The film is unspectacular until Lyra runs into the more interesting characters, like Sam Elliot's Lee Scoresby and the Ian McKellen-voiced armored ice (polar) bear, Iorek Byrnison. Then the film truly picks up, and I started to see some nice setpieces, like Lyra entering the Svalbard, fortress of the ice bears, and the duel to the death between two ice bears, the final fight ain't too shabby either. Yet it's too late. The film merely shifts from 'mediocre' to 'somewhat entertaining', if the film had remained 'somewhat entertaining' from beginning to end, I may have a better impression of it.

Not to say that I think it's a shitty film, it's infinitely better than STARDUST or ERAGON, nearly as good as some HARRY POTTER films but not quite (most Harry Potter films are consistently entertaining), had some parts that are just as good as the so-so THE CHRONICLES OF NARNIA: THE LION, THE WITCH AND THE WARDROBE... actually, come to think of it, I think I'll put Narnia and The Golden Compass just about equal. I wasn't as blown away by THE LION, THE WITCH AND THE WARDROBE as Sebastian (befuddlingly) was.

I don't think I like the film, nor do I hate it. I enjoy it enough towards the end to look forward to the sequels, SUBTLE KNIFE and AMBER SPYGLASS, which, I think can be really awesome if done properly into films, since the story gets so epic in scale that it's almost mindblowing, and they also have one of the most bittersweet romantic subplots I've ever read in a fantasy trilogy.

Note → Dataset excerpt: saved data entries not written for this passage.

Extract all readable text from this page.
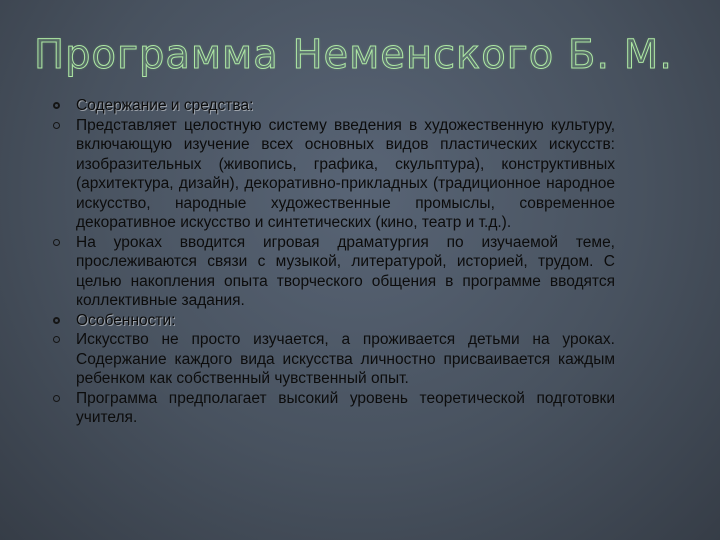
Программа Неменского Б. М.
Содержание и средства:
Представляет целостную систему введения в художественную культуру, включающую изучение всех основных видов пластических искусств: изобразительных (живопись, графика, скульптура), конструктивных (архитектура, дизайн), декоративно-прикладных (традиционное народное искусство, народные художественные промыслы, современное декоративное искусство и синтетических (кино, театр и т.д.).
На уроках вводится игровая драматургия по изучаемой теме, прослеживаются связи с музыкой, литературой, историей, трудом. С целью накопления опыта творческого общения в программе вводятся коллективные задания.
Особенности:
Искусство не просто изучается, а проживается детьми на уроках. Содержание каждого вида искусства личностно присваивается каждым ребенком как собственный чувственный опыт.
Программа предполагает высокий уровень теоретической подготовки учителя.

Unfortunately, the box-office returns of the film's first day hasn't been that impressive in US. It made only 9 million, so at most, it can only make 30 million in its weekend box-office (in comparison, THE CHRONICLES OF NARNIA made 65 million in its opening weekend back in 2005). Sorely lacking for the 180 million-budgeted film. Unless it has amazing legs, this might actually be one of the year's biggest flops!

Are people tired of fantasy films already? Maybe. Too bad this might end the possibilities of the sequels as well.